I have no idea why anyone would buy a whole life policy right now anyway. just put the extra premium one would normally spend on whole life in the bank. term life policies are typically convertable to whole life.
take a young 35 yr old guy with a wife and family. he can get 1 million in cvg for 30 yrs... if he is in good health it might be less than $50/month. Fast fwd 30 years... the guy survived his term.. he's 65 yrs old and thinking about retiring. his need for cvg is drastically lower. Kids are gone, house is paid off. He takes that same policy and converts a small portion to whole life at a similar rating class to the one he was given 30 years ago. If this same guy now has say... cancer... he's still going to keep his previous preferred risk rating from when he was young and healthy.
if this same guy instead choose "whole life" at age 35 instead of term, he is probably going to spend $250+ / month for that million in cvg. And for what? So he build some cash value to borrow against? F that man. Gimme 1 mil peace of mind for $50 bucks/month.
I'm not against permanent policies. Whole life is a very expensive permananet policy. There are much better permananet policies out there and term is an option, especially because you can convert it like the poster said.

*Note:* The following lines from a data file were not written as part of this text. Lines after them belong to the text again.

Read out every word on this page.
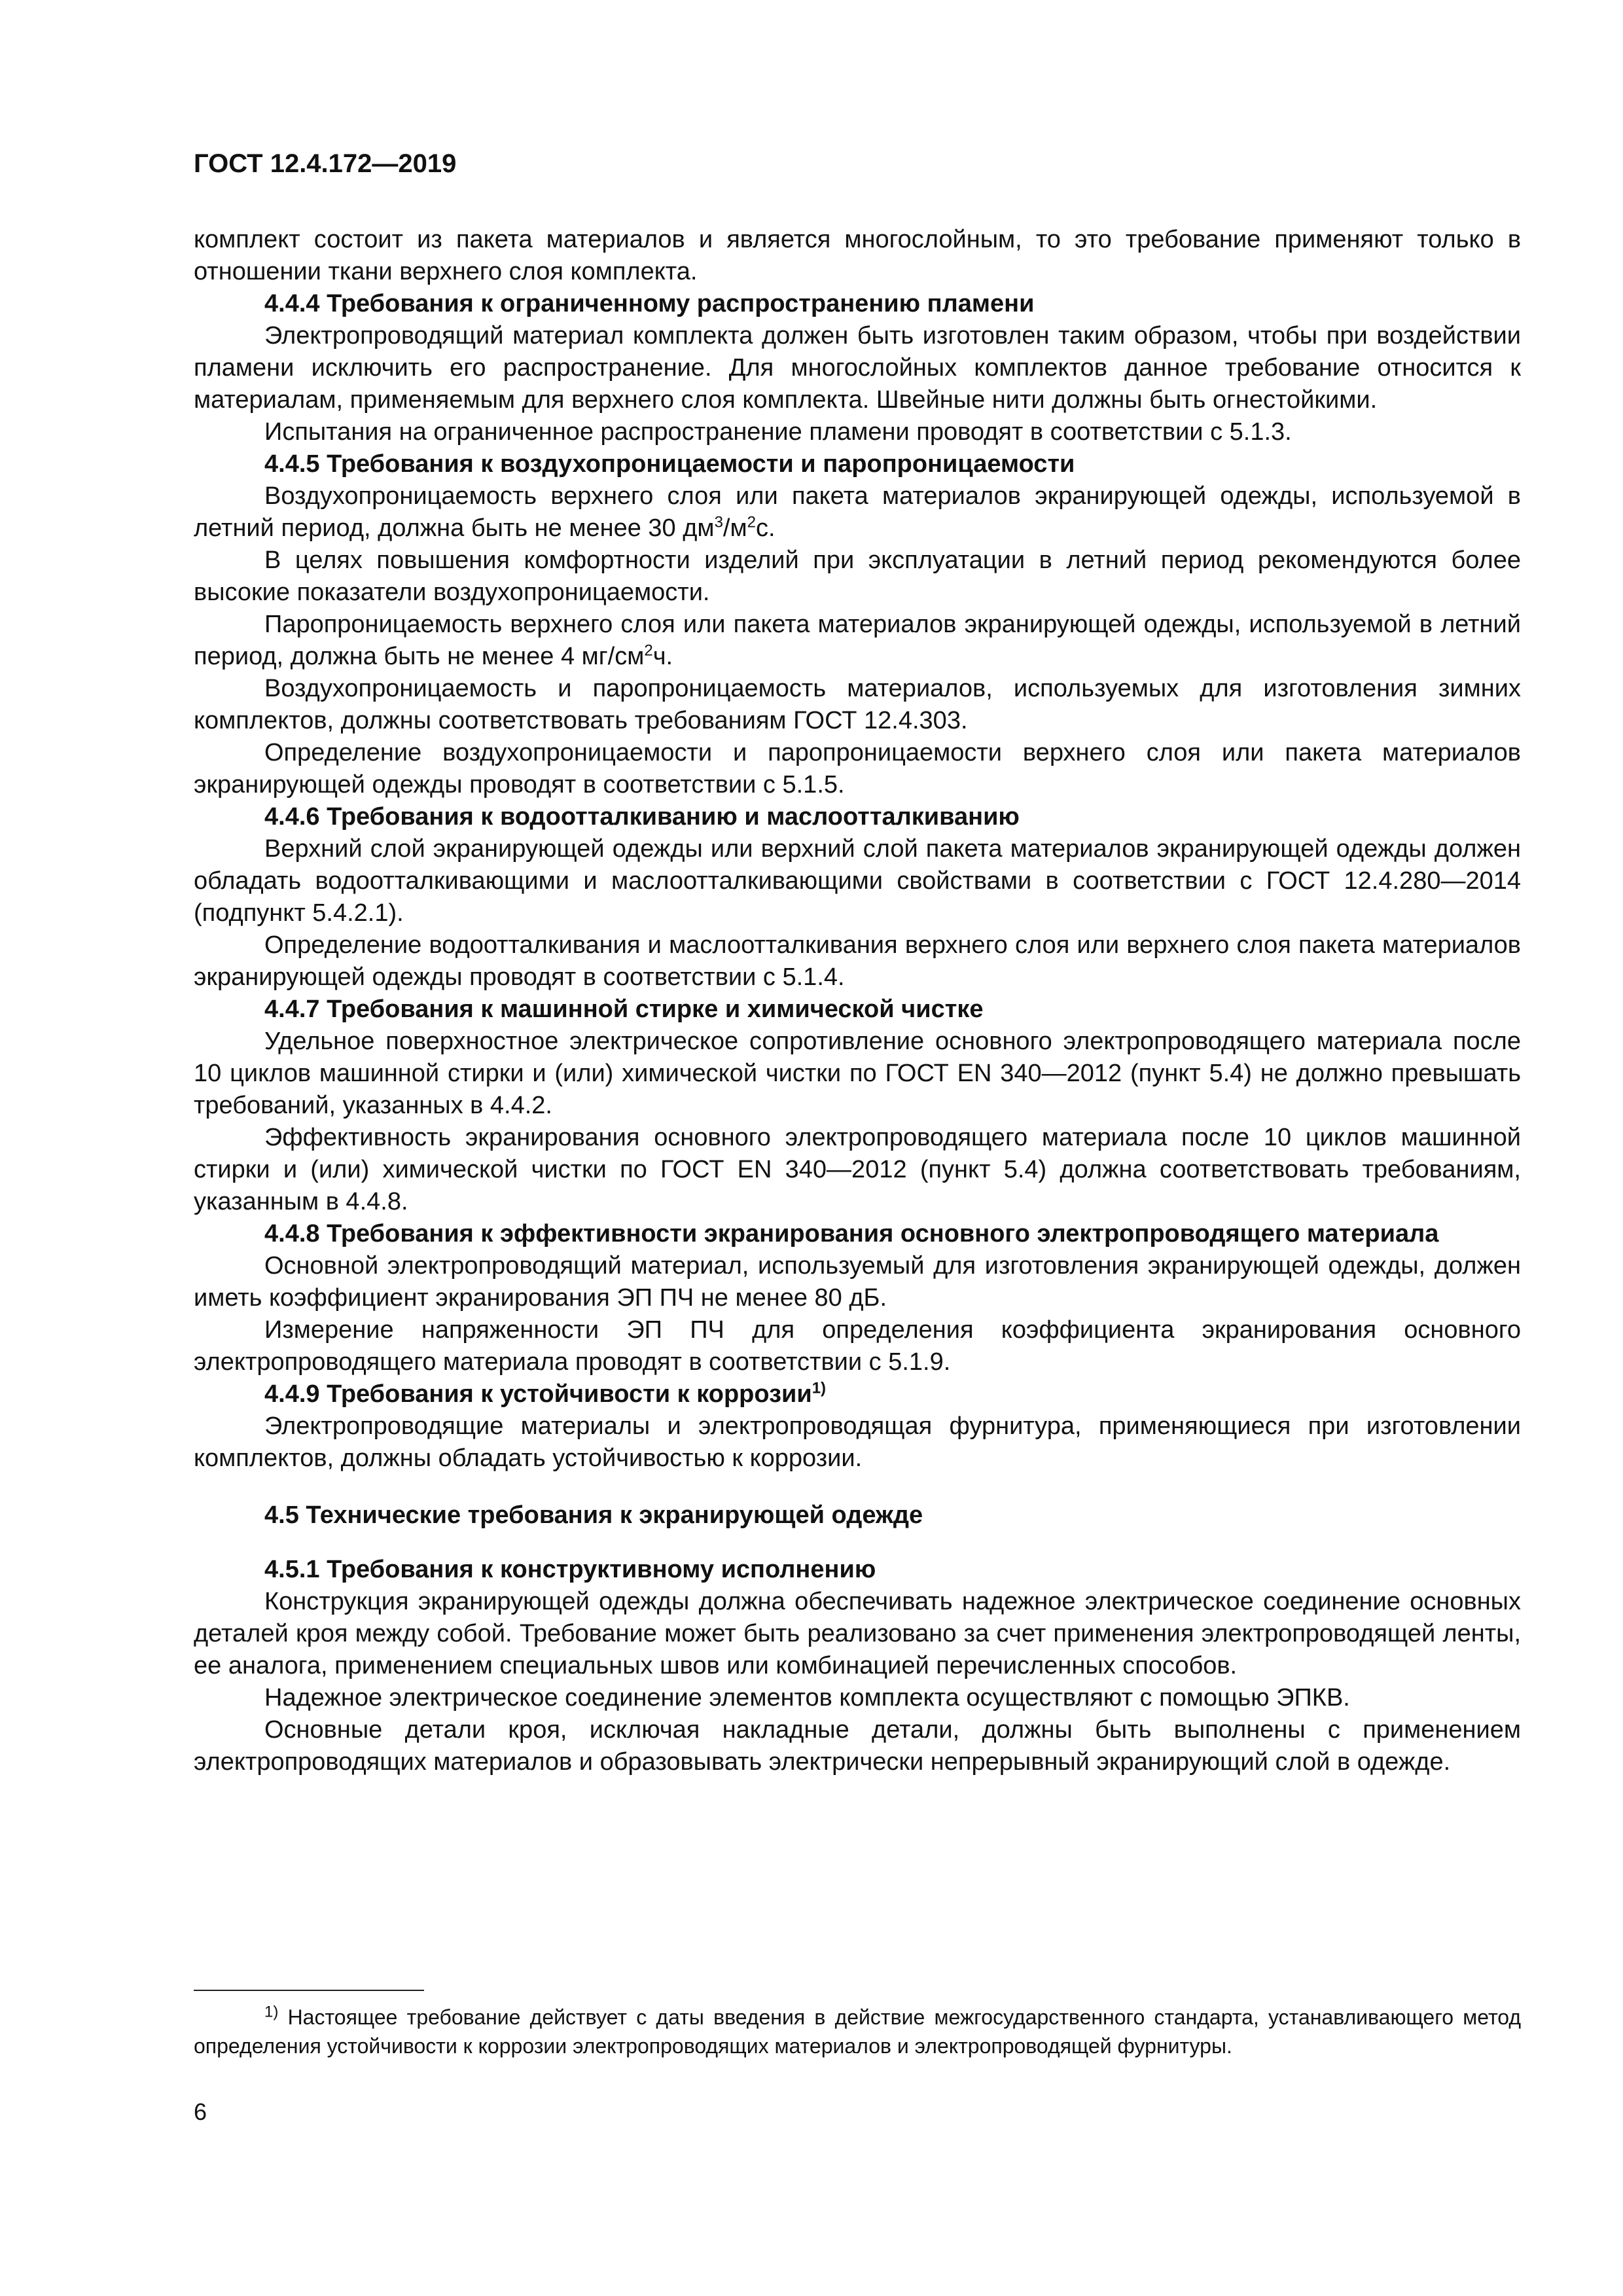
ГОСТ 12.4.172—2019

комплект состоит из пакета материалов и является многослойным, то это требование применяют только в отношении ткани верхнего слоя комплекта.

4.4.4 Требования к ограниченному распространению пламени

Электропроводящий материал комплекта должен быть изготовлен таким образом, чтобы при воздействии пламени исключить его распространение. Для многослойных комплектов данное требование относится к материалам, применяемым для верхнего слоя комплекта. Швейные нити должны быть огнестойкими.

Испытания на ограниченное распространение пламени проводят в соответствии с 5.1.3.

4.4.5 Требования к воздухопроницаемости и паропроницаемости

Воздухопроницаемость верхнего слоя или пакета материалов экранирующей одежды, используемой в летний период, должна быть не менее 30 $дм^3/м^2с$.

В целях повышения комфортности изделий при эксплуатации в летний период рекомендуются более высокие показатели воздухопроницаемости.

Паропроницаемость верхнего слоя или пакета материалов экранирующей одежды, используемой в летний период, должна быть не менее 4 $мг/см^2ч$.

Воздухопроницаемость и паропроницаемость материалов, используемых для изготовления зимних комплектов, должны соответствовать требованиям ГОСТ 12.4.303.

Определение воздухопроницаемости и паропроницаемости верхнего слоя или пакета материалов экранирующей одежды проводят в соответствии с 5.1.5.

4.4.6 Требования к водоотталкиванию и маслоотталкиванию

Верхний слой экранирующей одежды или верхний слой пакета материалов экранирующей одежды должен обладать водоотталкивающими и маслоотталкивающими свойствами в соответствии с ГОСТ 12.4.280—2014 (подпункт 5.4.2.1).

Определение водоотталкивания и маслоотталкивания верхнего слоя или верхнего слоя пакета материалов экранирующей одежды проводят в соответствии с 5.1.4.

4.4.7 Требования к машинной стирке и химической чистке

Удельное поверхностное электрическое сопротивление основного электропроводящего материала после 10 циклов машинной стирки и (или) химической чистки по ГОСТ EN 340—2012 (пункт 5.4) не должно превышать требований, указанных в 4.4.2.

Эффективность экранирования основного электропроводящего материала после 10 циклов машинной стирки и (или) химической чистки по ГОСТ EN 340—2012 (пункт 5.4) должна соответствовать требованиям, указанным в 4.4.8.

4.4.8 Требования к эффективности экранирования основного электропроводящего материала

Основной электропроводящий материал, используемый для изготовления экранирующей одежды, должен иметь коэффициент экранирования ЭП ПЧ не менее 80 дБ.

Измерение напряженности ЭП ПЧ для определения коэффициента экранирования основного электропроводящего материала проводят в соответствии с 5.1.9.

4.4.9 Требования к устойчивости к коррозии$^{1)}$

Электропроводящие материалы и электропроводящая фурнитура, применяющиеся при изготовлении комплектов, должны обладать устойчивостью к коррозии.

4.5 Технические требования к экранирующей одежде

4.5.1 Требования к конструктивному исполнению

Конструкция экранирующей одежды должна обеспечивать надежное электрическое соединение основных деталей кроя между собой. Требование может быть реализовано за счет применения электропроводящей ленты, ее аналога, применением специальных швов или комбинацией перечисленных способов.

Надежное электрическое соединение элементов комплекта осуществляют с помощью ЭПКВ.

Основные детали кроя, исключая накладные детали, должны быть выполнены с применением электропроводящих материалов и образовывать электрически непрерывный экранирующий слой в одежде.

$^{1)}$ Настоящее требование действует с даты введения в действие межгосударственного стандарта, устанавливающего метод определения устойчивости к коррозии электропроводящих материалов и электропроводящей фурнитуры.

6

Whole life is guaranteed, which is why it is expensive, but if you plan on using any of the cash values down the road, which is why you would take out Whole Life, your guarantees are gone anyway.
I have been in the insurance business for a lot of years but we don't sell whole life so not sure on commissions but I believe it is usually around 50%.
I would never focus on what the agent is going to make. All those commissions are priced into the product. Just focus on if this is the right policy for you.
The big question is what is the purpose of the insurance. That will help decide which type of policy you should buy. Whatever that answer is, there is probably a better policy than a Whole Life policy that fits that answer.